Piyush Goyal: India-UK CETA Enters Force, 99% Exports Get Zero Duty
Synopsis
Key Takeaways
Union Commerce and Industry Minister Piyush Goyal on Wednesday, 15 July 2026 announced that the India-UK Comprehensive Economic and Trade Agreement (CETA) and the Agreement on Social Security have come into force, delivering zero-duty market access for nearly 99 per cent of India's exports and covering almost 100 per cent of bilateral trade value.
Context
Minister Goyal described the development as 'a defining milestone in India-UK ties,' crediting the agreement's conclusion to the leadership of Prime Minister Narendra Modi and the negotiating commitment of his UK counterpart, Peter Kyle. The minister thanked both teams 'for their commitment in bringing this transformational agreement to fruition.'
Formal negotiations for the CETA were launched in January 2022, making the nearly four-and-a-half-year negotiating arc one of the longer bilateral trade processes India has undertaken in recent years. The agreement now joins a growing portfolio of Indian FTAs that includes pacts with the UAE (signed February 2022) and Australia (signed December 2022).
Policy Backdrop
India accelerated its bilateral FTA strategy after stepping back from the Regional Comprehensive Economic Partnership (RCEP) in 2019, seeking to secure zero-duty access for labour-intensive export sectors through targeted country-level deals. The UK, navigating its post-Brexit trade agenda, identified India — the world's fifth-largest economy — as a priority partner, particularly in services and technology.
The CETA follows the structural template of earlier Indian agreements by bundling tariff elimination with mobility and social security provisions. The accompanying Agreement on Social Security exempts Indian professionals on temporary assignments in the UK from double social security contributions for up to 5 years, a provision Goyal said would enhance 'the global competitiveness of our workforce.'
Stakeholders and Impact
The agreement targets a broad cross-section of the Indian economy. On the goods side, sectors explicitly cited include textiles, leather, gems and jewellery, engineering goods, marine products, chemicals, and processed foods, alongside MSMEs, farmers, and manufacturers.
On the services side, the pact is expected to open new market access in IT, professional services, financial services, education, and business services, while expanding pathways for Indian talent mobility into the United Kingdom. MSME exporters, who have historically struggled with tariff barriers in developed markets, stand to benefit most immediately from the zero-duty provisions on the goods side.
What's Next
Attention will now shift to the publication of official notifications, rules of origin, and tariff schedules once the agreement is formally gazetted by both governments. Quarterly trade data from the Commerce Ministry on covered sectors will serve as the earliest measurable indicator of the agreement's on-the-ground impact.
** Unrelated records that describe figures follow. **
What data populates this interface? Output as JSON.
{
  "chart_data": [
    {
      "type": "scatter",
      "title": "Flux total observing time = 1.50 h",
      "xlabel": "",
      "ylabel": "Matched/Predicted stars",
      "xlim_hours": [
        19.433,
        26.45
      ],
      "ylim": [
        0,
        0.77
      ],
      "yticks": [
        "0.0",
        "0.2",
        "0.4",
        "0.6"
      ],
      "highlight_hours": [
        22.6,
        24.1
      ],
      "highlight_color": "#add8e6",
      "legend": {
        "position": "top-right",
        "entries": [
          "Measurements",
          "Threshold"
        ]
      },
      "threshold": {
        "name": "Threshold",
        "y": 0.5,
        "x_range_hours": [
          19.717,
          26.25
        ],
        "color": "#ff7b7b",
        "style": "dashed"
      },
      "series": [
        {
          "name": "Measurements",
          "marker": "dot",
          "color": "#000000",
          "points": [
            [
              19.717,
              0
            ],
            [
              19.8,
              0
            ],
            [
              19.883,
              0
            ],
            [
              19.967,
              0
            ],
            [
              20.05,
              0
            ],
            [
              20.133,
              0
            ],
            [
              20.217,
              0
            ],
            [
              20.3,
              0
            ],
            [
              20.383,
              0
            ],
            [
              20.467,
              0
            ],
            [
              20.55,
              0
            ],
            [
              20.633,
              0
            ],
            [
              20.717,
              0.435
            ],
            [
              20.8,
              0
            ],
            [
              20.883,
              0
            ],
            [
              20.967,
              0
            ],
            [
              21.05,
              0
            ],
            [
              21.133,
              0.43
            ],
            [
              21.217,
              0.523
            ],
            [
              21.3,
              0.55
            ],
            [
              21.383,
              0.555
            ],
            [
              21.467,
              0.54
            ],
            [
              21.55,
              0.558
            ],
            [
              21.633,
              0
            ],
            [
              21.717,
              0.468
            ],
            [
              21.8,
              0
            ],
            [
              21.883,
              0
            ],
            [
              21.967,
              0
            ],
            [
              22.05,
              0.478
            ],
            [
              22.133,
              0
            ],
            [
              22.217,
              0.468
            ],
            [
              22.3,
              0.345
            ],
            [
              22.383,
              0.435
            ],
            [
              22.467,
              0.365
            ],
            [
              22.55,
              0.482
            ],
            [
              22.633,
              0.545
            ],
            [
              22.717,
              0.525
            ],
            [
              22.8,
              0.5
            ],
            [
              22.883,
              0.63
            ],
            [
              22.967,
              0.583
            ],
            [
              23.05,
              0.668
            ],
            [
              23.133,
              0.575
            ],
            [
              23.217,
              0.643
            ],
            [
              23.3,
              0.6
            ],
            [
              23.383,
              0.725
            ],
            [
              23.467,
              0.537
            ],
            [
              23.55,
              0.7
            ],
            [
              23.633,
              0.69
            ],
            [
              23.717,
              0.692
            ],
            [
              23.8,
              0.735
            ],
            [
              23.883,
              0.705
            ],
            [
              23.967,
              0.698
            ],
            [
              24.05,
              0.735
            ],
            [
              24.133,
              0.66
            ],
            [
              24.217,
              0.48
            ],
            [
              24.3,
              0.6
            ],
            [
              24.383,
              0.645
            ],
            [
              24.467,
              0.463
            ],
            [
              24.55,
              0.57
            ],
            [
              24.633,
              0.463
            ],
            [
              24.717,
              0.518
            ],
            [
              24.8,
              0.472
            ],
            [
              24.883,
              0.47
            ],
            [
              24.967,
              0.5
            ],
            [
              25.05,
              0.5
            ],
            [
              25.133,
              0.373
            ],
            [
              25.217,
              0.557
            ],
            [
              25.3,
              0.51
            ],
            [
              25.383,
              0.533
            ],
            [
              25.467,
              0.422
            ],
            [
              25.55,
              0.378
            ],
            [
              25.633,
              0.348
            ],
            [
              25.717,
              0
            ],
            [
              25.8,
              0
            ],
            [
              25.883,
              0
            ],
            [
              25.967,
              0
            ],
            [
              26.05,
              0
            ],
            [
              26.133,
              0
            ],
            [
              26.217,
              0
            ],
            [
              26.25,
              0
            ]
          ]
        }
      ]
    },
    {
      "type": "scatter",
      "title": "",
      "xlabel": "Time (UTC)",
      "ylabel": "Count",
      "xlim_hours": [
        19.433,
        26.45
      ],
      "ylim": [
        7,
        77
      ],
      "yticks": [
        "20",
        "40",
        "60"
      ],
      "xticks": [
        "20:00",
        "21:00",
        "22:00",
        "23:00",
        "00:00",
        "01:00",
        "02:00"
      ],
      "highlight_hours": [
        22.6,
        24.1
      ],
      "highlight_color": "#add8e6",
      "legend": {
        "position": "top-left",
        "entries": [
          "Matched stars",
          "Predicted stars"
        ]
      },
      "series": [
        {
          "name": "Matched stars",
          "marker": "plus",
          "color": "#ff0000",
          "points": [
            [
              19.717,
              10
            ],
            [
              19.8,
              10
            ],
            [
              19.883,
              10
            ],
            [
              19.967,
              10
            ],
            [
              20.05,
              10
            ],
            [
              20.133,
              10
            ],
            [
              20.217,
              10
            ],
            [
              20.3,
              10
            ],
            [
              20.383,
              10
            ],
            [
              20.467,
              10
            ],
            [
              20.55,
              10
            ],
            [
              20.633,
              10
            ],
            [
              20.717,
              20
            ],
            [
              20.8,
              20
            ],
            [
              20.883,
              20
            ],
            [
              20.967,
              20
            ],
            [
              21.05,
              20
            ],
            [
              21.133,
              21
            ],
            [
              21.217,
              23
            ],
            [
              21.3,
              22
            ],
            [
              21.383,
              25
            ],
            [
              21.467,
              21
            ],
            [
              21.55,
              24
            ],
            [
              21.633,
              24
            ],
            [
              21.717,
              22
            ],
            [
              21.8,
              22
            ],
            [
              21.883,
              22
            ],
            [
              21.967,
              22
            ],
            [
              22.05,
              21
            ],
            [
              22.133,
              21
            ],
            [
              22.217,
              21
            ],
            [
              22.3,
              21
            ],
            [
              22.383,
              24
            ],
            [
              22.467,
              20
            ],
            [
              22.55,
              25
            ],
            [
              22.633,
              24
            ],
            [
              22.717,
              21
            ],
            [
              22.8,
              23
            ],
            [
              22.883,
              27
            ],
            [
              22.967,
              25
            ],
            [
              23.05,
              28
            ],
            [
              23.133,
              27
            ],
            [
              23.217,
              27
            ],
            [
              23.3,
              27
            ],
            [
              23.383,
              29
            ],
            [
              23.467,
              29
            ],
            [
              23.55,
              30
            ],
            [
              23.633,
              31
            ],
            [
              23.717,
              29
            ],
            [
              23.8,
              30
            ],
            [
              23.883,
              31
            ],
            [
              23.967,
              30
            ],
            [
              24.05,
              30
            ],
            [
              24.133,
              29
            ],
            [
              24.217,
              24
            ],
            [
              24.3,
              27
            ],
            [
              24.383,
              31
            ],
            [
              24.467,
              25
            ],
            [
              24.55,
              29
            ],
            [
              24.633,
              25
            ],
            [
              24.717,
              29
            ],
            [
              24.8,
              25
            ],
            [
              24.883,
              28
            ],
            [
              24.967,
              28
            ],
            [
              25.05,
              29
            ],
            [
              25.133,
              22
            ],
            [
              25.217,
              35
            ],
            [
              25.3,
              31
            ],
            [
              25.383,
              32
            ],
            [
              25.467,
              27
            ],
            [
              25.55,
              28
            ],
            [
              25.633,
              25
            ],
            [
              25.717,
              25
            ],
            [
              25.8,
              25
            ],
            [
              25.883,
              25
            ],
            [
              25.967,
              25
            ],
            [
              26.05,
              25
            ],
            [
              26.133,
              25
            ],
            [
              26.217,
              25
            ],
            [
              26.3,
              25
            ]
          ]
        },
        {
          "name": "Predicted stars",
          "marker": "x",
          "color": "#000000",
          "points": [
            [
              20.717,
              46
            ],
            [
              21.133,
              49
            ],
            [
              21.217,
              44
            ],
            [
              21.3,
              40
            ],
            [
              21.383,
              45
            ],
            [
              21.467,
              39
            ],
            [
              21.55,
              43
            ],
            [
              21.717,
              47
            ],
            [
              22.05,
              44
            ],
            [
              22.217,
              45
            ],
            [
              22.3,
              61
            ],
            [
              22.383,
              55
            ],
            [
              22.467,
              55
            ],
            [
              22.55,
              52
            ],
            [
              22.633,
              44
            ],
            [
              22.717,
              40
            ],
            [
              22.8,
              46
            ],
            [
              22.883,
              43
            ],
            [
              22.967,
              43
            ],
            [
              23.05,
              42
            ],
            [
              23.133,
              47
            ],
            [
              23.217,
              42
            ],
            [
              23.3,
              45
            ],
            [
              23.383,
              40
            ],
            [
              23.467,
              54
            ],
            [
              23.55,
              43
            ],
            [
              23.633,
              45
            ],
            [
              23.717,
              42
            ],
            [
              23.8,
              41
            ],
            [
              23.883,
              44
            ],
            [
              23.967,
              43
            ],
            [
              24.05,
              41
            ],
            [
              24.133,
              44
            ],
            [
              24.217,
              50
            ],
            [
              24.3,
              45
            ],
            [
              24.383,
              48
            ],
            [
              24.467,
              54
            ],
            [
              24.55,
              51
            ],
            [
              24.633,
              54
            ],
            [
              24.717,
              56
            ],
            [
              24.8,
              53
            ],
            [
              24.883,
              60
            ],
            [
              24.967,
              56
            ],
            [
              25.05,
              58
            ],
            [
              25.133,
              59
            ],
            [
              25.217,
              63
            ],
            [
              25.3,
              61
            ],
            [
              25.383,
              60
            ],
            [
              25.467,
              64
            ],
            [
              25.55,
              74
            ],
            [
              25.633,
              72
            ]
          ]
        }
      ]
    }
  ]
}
If the zero-duty access translates into the export surge the government projects, the India-UK CETA could strengthen the political and economic case for accelerating stalled FTA negotiations with other major partners. For Indian professionals and service exporters, the social security exemption represents a concrete, near-term gain that complements the broader market-access architecture of the deal.